Mathematicians explain why predictive algorithms still won’t get you a perfect March Madness bracket

A week into the tournament, and let us guess—your bracket’s busted.

[Source Images: iStock]

It’s that time of year again.

March Madness is upon us, in all its basketball, school-spirit, gambling, money-on-the-line, eyes-glued-to-tiny-phone-screen-sports-apps, hidden-browser-tab-at-work, legendary-triumph, devastating-loss, stunning-upset, tears-streaming-down-a-six-foot-tall-college-senior’s-face, crazed-alumni, heart-of-a-champion, Cinderella-story, buzzer-beater glory.

And now, a week into the tournament and heading into the Sweet Sixteen, your bracket’s busted.

I’m not psychic, just data driven. We’ve passed 48 of the 63 total games in the tournament, and the probability that your bracket is still in play is incredibly small. It might even be somewhere around 1 in 280,000,000,000,000. (That’s trillions, to save you the squinting.)

At least, those would be the odds if your bracket was completely random—if you drafted it by flipping a coin to decide which team wins each face-off. With that strategy, you have a 50% chance of picking correctly; multiply that chance by 48, and your odds drop exponentially—to 1 in 1/(0.50)^48, to be exact.

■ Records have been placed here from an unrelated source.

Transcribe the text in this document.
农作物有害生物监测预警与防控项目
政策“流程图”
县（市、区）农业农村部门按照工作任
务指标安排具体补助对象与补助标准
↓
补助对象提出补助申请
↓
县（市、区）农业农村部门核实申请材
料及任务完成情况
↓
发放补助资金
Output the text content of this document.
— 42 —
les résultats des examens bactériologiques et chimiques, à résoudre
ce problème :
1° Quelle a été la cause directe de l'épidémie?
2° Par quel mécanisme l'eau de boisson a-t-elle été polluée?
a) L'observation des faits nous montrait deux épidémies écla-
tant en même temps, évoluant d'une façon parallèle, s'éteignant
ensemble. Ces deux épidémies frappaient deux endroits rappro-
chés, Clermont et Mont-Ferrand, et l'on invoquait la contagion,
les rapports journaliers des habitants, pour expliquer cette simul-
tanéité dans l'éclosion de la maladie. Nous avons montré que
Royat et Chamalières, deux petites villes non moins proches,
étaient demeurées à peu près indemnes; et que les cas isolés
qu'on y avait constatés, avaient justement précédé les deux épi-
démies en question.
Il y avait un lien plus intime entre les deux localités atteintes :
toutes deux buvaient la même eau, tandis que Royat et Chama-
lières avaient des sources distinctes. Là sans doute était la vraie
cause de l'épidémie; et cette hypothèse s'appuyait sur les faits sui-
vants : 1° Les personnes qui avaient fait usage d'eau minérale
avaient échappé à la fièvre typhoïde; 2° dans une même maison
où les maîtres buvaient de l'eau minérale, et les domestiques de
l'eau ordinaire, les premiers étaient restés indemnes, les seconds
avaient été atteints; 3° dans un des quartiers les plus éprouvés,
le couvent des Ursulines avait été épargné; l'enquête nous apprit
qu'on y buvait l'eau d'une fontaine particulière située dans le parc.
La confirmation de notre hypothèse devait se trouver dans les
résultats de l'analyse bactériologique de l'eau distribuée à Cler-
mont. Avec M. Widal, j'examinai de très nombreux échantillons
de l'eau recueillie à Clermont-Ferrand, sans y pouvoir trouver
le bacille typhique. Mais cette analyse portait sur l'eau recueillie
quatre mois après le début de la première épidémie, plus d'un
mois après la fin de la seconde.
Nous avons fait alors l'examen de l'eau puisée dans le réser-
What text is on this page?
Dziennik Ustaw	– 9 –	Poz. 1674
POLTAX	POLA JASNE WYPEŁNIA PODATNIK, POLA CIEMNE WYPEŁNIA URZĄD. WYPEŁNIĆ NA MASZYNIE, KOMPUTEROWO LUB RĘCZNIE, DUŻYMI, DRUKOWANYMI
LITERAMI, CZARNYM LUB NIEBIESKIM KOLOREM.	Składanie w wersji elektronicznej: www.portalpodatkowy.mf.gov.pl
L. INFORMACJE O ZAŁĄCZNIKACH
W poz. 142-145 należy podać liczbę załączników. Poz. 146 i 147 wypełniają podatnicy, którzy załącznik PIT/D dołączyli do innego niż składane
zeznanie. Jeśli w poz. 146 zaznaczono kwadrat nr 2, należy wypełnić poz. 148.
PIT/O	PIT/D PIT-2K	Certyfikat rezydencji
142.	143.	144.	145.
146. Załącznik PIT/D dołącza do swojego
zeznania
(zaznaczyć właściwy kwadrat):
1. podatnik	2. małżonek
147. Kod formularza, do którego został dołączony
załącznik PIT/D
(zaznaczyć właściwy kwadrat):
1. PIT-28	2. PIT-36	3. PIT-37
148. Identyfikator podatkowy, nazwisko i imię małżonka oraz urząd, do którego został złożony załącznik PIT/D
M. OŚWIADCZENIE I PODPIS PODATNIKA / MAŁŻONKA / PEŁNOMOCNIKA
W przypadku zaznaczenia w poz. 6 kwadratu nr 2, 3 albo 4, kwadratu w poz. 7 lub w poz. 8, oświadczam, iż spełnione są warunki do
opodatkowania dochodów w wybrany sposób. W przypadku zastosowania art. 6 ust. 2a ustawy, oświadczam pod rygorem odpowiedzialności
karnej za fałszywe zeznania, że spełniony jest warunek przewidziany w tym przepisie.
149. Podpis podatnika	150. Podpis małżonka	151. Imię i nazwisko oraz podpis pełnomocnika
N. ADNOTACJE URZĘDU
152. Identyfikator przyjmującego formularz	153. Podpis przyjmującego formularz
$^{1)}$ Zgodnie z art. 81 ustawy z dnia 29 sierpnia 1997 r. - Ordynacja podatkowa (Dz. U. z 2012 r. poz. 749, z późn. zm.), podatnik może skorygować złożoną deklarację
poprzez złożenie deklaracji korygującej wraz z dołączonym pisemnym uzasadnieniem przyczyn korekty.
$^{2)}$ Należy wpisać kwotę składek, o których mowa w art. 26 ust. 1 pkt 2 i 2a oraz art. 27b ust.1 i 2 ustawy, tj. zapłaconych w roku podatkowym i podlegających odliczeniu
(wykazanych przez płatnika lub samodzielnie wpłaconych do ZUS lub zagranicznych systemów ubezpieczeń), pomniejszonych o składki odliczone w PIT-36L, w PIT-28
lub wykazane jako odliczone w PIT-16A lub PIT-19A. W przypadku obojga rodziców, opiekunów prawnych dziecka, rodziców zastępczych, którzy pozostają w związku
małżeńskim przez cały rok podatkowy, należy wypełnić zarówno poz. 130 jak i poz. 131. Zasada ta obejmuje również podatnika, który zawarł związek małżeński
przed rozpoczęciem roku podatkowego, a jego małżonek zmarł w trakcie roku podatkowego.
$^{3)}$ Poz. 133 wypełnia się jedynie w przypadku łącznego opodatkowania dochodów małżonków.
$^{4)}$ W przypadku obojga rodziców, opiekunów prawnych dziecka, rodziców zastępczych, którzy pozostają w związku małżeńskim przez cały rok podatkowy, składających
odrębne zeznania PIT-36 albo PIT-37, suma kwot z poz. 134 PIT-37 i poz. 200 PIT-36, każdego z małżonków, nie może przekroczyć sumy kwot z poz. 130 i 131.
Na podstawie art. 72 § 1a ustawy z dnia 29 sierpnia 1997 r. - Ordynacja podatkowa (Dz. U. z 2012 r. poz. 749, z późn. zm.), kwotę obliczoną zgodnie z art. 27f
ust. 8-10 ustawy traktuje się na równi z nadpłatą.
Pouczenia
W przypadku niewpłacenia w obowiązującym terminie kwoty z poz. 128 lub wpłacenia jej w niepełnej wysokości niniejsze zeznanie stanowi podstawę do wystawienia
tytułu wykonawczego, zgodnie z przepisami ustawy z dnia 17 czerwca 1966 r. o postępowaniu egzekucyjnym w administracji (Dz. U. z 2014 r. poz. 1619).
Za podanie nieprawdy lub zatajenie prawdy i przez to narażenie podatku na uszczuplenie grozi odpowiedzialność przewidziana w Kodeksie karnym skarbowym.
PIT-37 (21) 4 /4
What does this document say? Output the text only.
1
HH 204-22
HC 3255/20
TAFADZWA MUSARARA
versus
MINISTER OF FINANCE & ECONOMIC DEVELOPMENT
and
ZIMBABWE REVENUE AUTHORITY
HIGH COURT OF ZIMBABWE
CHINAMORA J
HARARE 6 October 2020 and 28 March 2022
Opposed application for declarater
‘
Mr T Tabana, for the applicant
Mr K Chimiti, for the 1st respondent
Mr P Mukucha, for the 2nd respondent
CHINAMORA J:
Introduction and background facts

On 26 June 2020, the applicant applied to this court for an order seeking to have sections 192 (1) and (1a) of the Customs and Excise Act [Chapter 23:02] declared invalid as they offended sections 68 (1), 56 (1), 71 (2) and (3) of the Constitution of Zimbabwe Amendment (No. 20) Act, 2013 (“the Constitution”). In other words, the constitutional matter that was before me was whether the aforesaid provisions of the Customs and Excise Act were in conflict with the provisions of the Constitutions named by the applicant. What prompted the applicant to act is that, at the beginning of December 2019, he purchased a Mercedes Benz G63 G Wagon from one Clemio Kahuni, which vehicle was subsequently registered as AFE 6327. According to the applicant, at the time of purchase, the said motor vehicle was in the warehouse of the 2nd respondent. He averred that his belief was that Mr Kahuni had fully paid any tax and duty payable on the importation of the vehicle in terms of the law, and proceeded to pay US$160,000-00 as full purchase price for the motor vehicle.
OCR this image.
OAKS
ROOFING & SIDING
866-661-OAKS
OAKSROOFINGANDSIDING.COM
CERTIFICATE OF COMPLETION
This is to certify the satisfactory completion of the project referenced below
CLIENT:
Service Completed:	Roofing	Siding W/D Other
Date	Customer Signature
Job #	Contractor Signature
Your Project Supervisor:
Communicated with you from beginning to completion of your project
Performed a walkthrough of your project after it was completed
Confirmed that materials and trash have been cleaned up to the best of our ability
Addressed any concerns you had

The whole tournament? You land that shot once every 1/(0.50)^63 = 9.2 quintillion tries.

The number quintillion is so scarcely relevant in life, it’s hard to fathom. According to a report from the NCAA website, if you consider that there are an estimated 7.5 quintillion grains of sand on Earth, that means if you had to guess which one specific grain from any of the world’s beaches I was thinking of, you would have a 23% better chance than a perfect bracket. Or if you had to guess where a single acorn was hidden in any of the planet’s three trillion trees, your chances would still be three million times better than a perfect bracket.

As Tim Chartier, a mathematics and computer science professor at Davidson College (where Golden State Warrior Steph Curry once played), tells Fast Company, you could make a billion brackets per second, and it would still take 300 years to cover the quintillion possible versions of events.

But yet again, the quintillion is mostly irrelevant. Nobody actually picks a bracket by flipping a coin, and if you’re at all trying to identify the better team, you’re probably above 50%, and the odds of the perfect bracket rise exponentially.

Could it reach the realm of possibility? According to Chartier, who has researched “bracketology” for years and even developed a fan-friendly “March Mathness” website that generates weighted brackets, the answer is, not really. There are modeling machines that crunch data from millions of factors to determine the most likely outcome of each game, but Chartier says despite years of tinkering, their accuracy plateaus at around 70%.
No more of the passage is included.